What to Know About New EDF Marginal Well Methane Study

The Environmental Defense Fund (EDF), an environmental group that has long lobbied for federal regulations on methane emissions from marginal oil and gas wells, released a study last week that claims low-producing wells are responsible for roughly half of the fugitive methane emissions from U.S. oil and gas production sites.

The study’s topline finding contradicts the Obama administration’s 2015 statement that methane emissions from marginal wells are “inherently low” and a draft Department of Energy (DOE) study that supports that conclusion.

Nonetheless, the new EDF study received widespread media coverage while the DOE study has received virtually no attention.

Why? Mainly because the final version of the Department of Energy study, originally slated to be released in late 2021, has been stalled in the peer-review process since last December. In the meantime, the Biden administration has released its new methane rules, the draft version of which largely exempts marginal wells. However, the public commenting period is ongoing and – not surprisingly – EDF has released a peer-reviewed report of its own. The group expects the Biden administration’s Environmental Protection Agency to utilize the study in finalizing its new methane rules. As S&P Global Platts reported:

“On a call with reporters to discuss their new study, EDF scientists said the agency [EPA] has indicated it may expand inspection mandates to such [marginal] wells in a supplemental rulemaking this summer.”

The contrasts between what the EDF study asserts and what the preliminary DOE study found are not subtle.

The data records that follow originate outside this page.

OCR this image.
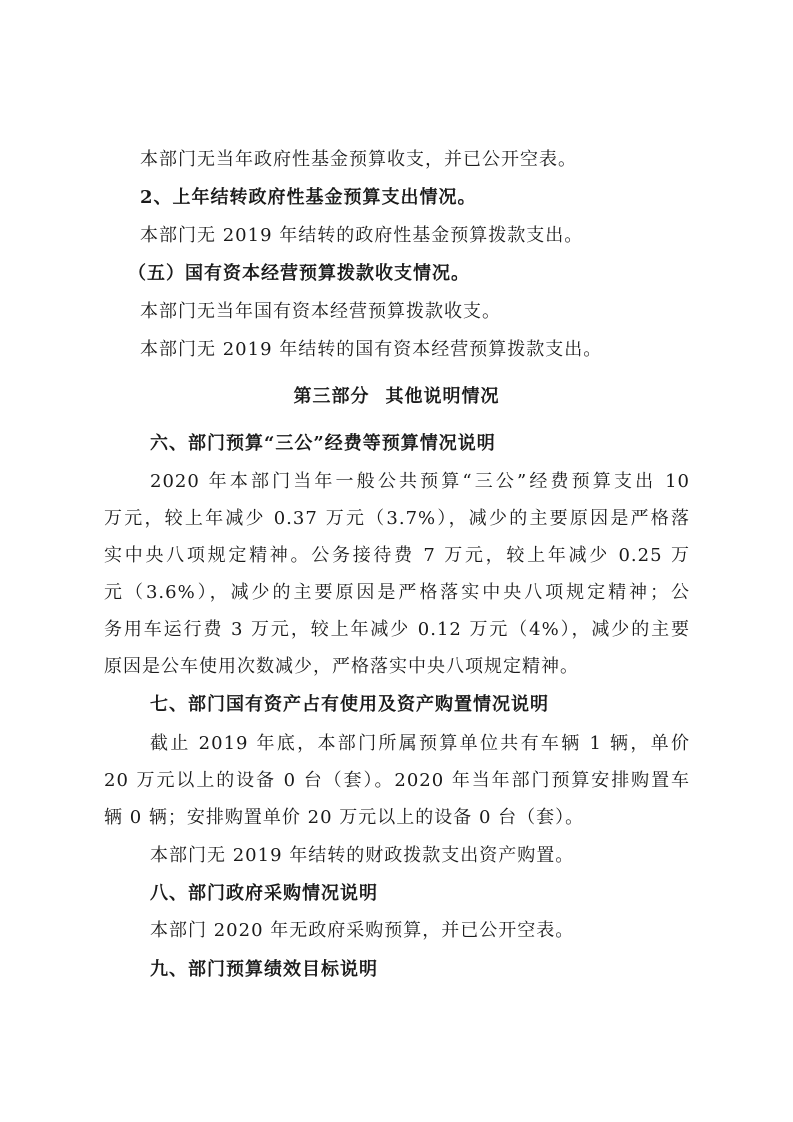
本部门无当年政府性基金预算收支，并已公开空表。
2、上年结转政府性基金预算支出情况。
本部门无 2019 年结转的政府性基金预算拨款支出。
（五）国有资本经营预算拨款收支情况。
本部门无当年国有资本经营预算拨款收支。
本部门无 2019 年结转的国有资本经营预算拨款支出。
第三部分 其他说明情况
六、部门预算“三公”经费等预算情况说明
2020 年本部门当年一般公共预算“三公”经费预算支出 10
万元，较上年减少 0.37 万元（3.7%），减少的主要原因是严格落
实中央八项规定精神。公务接待费 7 万元，较上年减少 0.25 万
元（3.6%），减少的主要原因是严格落实中央八项规定精神；公
务用车运行费 3 万元，较上年减少 0.12 万元（4%），减少的主要
原因是公车使用次数减少，严格落实中央八项规定精神。
七、部门国有资产占有使用及资产购置情况说明
截止 2019 年底，本部门所属预算单位共有车辆 1 辆，单价
20 万元以上的设备 0 台（套）。2020 年当年部门预算安排购置车
辆 0 辆；安排购置单价 20 万元以上的设备 0 台（套）。
本部门无 2019 年结转的财政拨款支出资产购置。
八、部门政府采购情况说明
本部门 2020 年无政府采购预算，并已公开空表。
九、部门预算绩效目标说明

The new EDF study, which is based on measurements from six of EDF’s previous studies on oil and gas production site methane emissions covering at total of 240 marginal producing sites, claims methane leakage rates from marginal wells exceed 10 percent of overall production. The new EDF study states:

“Most low production well sites (75%) have detectable site-level CH4 emissions of up to 5kg CH4/h (Fig. 3).”

The six studies utilized for the new EDF study also used downwind, site-level measurements that did not allow for methane emission source attribution and did not involve any operator participation. The latter goes against Academy of Sciences recommendations. The new EDF study states:

“We focus on site-level measurement studies, performed using ground-based downwind measurement approaches that do not require operator-provided access to measured sites and can resolve total CH4 emissions at each measured site, but generally do not resolve source-specific emissions (Methods).”

Unlike the EDF studies, the DOE study was conducted, with only one exception, directly on oil and gas production sites. The study was also conducted with the full cooperation of operators, using random sampling to select sites, while also giving no more than 24-hour notice to operators that measurements were being taken. The following photographs and captions are included in the draft DOE report.

And, unlike the new EDF report, the draft DOE report includes measurements from several Illinois Basin oil production sites. Notably, Illinois Basin oil wells produce very little associated natural gas.

Among the most notable takeaways from DOE study field campaign that included the Illinois Basin were:

  • 75 percent of the 87 oil sites evaluated had no detected emissions at all
  • 90 percent of observed emissions were less than 13 standard cubic feet per hour
  • 95 percent of the observed emissions were less than 25 scfh
  • 90 percent of emissions detected were from 12 percent of the sites
  • Two sites – an oil well that had a sucker rod packing issue on its pump jack (137 scfh) and a natural gas well with an open hole in the wellhead casing (156 scfh) – accounted for 40 percent of the overall emissions detected

Unfortunately, it is unclear as to whether the DOE study will be finalized in time to be considered by the EPA in its rule finalization process this summer. When completed, the DOE study will provide the most definitive marginal well methane emissions profile to date.

Some who have been following the methane emission debate might recall the fact that there was previously no significant research on marginal wells sufficient enough to justify methane rules on marginal wells – that was the impetus for the DOE study in the first place. EDF claims that its new study fills that gap. But that claim is highly debatable at best and the study warrants some serious scrutiny.